Il y a quelque avantage à lire, avec un certain retard sur les critiques professionnels, des livres qui ont occupé les devants de la scène, un ou deux ans auparavant, et auxquels la publication en poche redonne une nouvelle chance. La première est de se libérer de la pression exercée par la rentrée littéraire, de l’obligation dans laquelle on se croit être de lire les livres dont on parle, les livres dont on dit qu’il faut absolument les lire. La deuxième est qu’on a complètement oublié les commentaires, élogieux ou non, qui les ont accompagnés et qu’on a, du même coup, l’esprit très peu encombré d’a priori.
C’est ce qui m’est arrivé, cet été, avec le livre de Sylvain Tesson, Dans les forêts de Sibérie. Je pensais qu’il serait une lecture en harmonie avec l’été pourri que nous vivions. Malheureusement, ma provision de vodka s’est révélée bien trop mesquine pour accompagner (et supporter) les libations quotidiennes de l’auteur et de ses rencontres. Le propos de Tesson, ‘romancier aventurier’, comme il se définit lui-même, est de tenir journal d’une expérience extrême qu’il mène, dans une cabane en bois, sur les bords du lac Baïkal, durant six mois : trois mois d’hiver durant lesquels le thermomètre oscille entre -30 et -35 degrés, suivis de trois mois de printemps où, très lentement, le lac et la nature se libèrent de la glace et de la neige qui les avaient si longtemps tenus captifs. Solitude complète – les premiers voisins sont à quelques journées de raquettes – que l’on ne peut vaincre qu’en suivant un emploi du temps totalement ritualisé – solitude que Tesson ne surmonte que grâce aux deux chiens dont on lui a fait présent.
Tout ce qui est description de la nature, des quelques êtres vivants, animaux ou humains, qui l’habitent, des mille nuances de la lumière sur la neige ; des petits gestes quotidiens nécessaires à la survie, la pêche, la provision de bois, les essais de cuisine – tout cela est excellent et replonge le lecteur dans les souvenirs de ses lectures de London ou de Curwood.
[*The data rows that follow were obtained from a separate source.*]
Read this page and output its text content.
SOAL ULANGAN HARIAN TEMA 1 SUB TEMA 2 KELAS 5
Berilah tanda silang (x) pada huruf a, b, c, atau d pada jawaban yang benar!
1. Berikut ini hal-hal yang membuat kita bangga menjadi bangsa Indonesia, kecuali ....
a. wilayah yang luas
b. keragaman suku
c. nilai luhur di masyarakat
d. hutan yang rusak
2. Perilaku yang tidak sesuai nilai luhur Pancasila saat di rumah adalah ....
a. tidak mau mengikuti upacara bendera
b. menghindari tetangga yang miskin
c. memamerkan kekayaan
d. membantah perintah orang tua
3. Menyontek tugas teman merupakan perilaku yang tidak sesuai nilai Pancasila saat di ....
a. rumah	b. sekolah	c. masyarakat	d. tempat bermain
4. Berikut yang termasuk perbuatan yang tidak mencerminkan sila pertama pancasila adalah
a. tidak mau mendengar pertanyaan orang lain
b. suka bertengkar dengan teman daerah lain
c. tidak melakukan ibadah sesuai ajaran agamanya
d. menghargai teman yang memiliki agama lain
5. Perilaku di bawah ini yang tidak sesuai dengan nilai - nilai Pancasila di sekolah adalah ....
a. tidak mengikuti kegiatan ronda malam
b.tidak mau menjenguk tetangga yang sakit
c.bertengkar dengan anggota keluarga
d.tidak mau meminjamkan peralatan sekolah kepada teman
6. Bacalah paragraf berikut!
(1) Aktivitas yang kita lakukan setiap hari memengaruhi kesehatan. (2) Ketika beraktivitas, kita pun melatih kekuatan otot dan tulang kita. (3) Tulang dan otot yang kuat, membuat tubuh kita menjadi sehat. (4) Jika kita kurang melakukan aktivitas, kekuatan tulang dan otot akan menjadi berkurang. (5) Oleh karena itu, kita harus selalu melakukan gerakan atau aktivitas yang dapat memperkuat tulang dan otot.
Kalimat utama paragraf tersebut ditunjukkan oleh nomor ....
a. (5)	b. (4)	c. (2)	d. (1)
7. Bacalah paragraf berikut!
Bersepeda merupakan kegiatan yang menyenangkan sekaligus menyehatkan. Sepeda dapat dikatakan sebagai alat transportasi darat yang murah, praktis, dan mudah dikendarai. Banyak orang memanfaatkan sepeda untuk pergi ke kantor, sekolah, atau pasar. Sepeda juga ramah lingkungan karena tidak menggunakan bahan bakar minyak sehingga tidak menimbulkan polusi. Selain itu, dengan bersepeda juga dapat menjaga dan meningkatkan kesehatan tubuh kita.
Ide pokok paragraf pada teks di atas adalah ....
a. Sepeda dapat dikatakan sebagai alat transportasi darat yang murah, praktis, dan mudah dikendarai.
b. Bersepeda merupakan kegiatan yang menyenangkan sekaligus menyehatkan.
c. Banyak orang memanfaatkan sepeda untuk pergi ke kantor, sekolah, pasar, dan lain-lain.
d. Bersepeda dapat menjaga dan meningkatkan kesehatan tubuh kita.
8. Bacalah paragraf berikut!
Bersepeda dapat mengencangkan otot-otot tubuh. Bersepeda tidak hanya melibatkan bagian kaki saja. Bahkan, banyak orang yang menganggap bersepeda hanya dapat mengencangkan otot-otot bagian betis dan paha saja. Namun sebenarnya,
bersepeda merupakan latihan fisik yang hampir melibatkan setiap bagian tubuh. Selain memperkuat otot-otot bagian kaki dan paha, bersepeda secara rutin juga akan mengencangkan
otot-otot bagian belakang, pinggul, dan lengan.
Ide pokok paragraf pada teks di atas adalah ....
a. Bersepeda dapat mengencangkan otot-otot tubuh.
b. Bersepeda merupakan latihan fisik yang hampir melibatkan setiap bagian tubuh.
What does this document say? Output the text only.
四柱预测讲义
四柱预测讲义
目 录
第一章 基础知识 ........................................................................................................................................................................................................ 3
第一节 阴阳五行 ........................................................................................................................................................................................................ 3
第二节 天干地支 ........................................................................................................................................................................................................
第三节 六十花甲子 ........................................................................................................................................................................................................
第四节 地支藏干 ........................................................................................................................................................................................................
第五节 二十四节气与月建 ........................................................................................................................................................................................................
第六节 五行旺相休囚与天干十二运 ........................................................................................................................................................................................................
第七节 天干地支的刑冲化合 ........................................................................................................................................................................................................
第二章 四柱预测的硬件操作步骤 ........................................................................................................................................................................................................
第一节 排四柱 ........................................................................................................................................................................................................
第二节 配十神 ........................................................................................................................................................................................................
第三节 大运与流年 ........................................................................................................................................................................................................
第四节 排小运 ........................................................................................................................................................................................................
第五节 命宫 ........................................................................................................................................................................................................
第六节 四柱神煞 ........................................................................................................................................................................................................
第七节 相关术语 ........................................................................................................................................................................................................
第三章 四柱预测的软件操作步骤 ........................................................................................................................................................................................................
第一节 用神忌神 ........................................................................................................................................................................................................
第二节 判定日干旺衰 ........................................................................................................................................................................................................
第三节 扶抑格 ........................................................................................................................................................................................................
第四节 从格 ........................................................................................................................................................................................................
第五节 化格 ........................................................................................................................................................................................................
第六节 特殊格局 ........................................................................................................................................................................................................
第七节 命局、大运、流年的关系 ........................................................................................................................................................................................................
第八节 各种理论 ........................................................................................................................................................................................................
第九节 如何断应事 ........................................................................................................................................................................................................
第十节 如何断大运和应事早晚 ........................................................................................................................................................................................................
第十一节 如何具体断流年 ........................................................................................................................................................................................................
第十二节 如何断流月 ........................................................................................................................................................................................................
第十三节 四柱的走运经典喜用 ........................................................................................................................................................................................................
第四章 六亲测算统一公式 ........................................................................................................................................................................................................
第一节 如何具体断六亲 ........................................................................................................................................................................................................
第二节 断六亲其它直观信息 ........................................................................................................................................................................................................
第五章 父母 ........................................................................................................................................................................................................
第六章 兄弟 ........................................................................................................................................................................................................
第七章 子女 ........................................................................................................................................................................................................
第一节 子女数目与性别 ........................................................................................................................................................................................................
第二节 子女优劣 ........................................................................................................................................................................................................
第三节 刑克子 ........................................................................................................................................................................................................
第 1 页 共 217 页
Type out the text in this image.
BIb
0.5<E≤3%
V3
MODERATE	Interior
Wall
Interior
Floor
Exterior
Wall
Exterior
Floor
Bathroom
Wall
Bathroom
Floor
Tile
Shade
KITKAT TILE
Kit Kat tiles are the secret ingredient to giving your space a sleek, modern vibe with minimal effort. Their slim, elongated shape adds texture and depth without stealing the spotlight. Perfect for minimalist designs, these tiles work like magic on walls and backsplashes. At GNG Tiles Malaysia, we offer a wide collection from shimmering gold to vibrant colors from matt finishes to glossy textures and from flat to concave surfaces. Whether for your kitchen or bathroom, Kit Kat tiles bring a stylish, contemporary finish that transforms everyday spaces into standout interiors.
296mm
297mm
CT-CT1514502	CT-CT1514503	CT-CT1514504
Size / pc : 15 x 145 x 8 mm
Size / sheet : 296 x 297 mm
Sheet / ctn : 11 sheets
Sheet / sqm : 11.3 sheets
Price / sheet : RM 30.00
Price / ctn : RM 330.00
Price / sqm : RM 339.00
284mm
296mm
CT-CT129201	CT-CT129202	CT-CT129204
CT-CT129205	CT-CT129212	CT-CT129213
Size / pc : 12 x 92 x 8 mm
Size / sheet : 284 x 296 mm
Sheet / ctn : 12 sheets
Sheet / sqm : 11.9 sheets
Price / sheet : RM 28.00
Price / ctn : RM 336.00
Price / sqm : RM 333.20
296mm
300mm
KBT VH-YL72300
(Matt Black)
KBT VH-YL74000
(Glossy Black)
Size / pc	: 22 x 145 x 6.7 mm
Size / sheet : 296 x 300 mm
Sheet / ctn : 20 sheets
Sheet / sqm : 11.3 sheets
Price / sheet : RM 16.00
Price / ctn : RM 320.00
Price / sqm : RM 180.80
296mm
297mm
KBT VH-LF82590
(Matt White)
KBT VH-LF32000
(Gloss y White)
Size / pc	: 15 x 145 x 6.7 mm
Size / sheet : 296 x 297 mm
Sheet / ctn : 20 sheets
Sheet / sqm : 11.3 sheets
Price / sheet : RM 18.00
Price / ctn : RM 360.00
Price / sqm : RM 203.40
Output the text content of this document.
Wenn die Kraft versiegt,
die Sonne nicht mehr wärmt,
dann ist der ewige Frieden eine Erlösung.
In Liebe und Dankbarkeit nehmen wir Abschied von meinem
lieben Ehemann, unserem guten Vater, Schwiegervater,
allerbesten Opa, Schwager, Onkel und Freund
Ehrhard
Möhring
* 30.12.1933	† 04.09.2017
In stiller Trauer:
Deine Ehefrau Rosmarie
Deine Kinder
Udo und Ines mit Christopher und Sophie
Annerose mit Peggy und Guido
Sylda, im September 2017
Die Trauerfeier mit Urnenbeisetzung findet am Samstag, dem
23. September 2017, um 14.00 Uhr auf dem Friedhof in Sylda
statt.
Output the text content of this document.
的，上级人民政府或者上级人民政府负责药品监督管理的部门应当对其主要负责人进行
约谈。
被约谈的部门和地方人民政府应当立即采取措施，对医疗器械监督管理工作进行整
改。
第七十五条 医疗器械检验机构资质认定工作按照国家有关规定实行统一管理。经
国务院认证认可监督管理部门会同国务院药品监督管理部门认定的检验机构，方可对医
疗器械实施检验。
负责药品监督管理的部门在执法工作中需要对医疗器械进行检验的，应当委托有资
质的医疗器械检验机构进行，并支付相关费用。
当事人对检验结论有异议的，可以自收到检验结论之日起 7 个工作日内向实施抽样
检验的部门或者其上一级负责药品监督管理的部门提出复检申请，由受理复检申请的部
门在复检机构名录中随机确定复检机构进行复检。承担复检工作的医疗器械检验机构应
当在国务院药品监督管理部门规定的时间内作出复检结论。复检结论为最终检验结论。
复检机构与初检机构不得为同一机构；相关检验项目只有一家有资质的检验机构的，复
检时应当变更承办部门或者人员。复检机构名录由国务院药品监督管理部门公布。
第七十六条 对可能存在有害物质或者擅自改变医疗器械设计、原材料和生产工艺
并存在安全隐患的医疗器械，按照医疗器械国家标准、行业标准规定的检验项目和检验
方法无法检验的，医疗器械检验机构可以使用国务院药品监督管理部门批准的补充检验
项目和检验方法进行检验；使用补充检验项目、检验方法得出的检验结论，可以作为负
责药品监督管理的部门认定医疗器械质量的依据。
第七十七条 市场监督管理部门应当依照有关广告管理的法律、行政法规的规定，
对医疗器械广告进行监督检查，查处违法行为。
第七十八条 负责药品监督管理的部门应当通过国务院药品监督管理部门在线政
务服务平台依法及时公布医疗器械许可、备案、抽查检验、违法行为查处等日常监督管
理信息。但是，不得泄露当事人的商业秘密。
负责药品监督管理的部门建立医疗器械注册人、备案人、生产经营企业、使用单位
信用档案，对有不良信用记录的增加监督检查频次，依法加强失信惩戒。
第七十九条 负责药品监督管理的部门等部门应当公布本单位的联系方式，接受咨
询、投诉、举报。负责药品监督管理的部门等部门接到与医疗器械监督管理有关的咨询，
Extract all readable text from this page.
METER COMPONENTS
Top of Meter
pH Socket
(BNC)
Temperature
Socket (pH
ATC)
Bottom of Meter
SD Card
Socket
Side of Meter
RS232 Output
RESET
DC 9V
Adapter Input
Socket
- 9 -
J’aurais, personnellement préféré que Tesson s’en tînt là . Mais il est parti avec une caisse de livres,( il ne les a d’ailleurs même pas tous choisis lui-même) pour meubler les heures creuses et il y en a quelques unes. Les bouquins qu’il lit lui inspirent des remarques qui ne sont pas d’une très grande originalité, cela fait un peu devoir de vacances, on sent trop qu’il se presse les méninges que la vodka a bien imbibées pour en sortir des idées de haute volée – le résultat n’est pas toujours convaincant.
La fin sonne plus vrai – il reçoit un texto – vive la technologie ! – de sa compagne qui lui apprend qu’elle en a marre de jouer les femmes de marins et qu’elle reprend sa liberté. Les pages où l’auteur est sauvé du désespoir par la chaleur animale et compatissante de ses chiens sont bien venues.
Ce livre a reçu le Prix Médicis Essais 2011.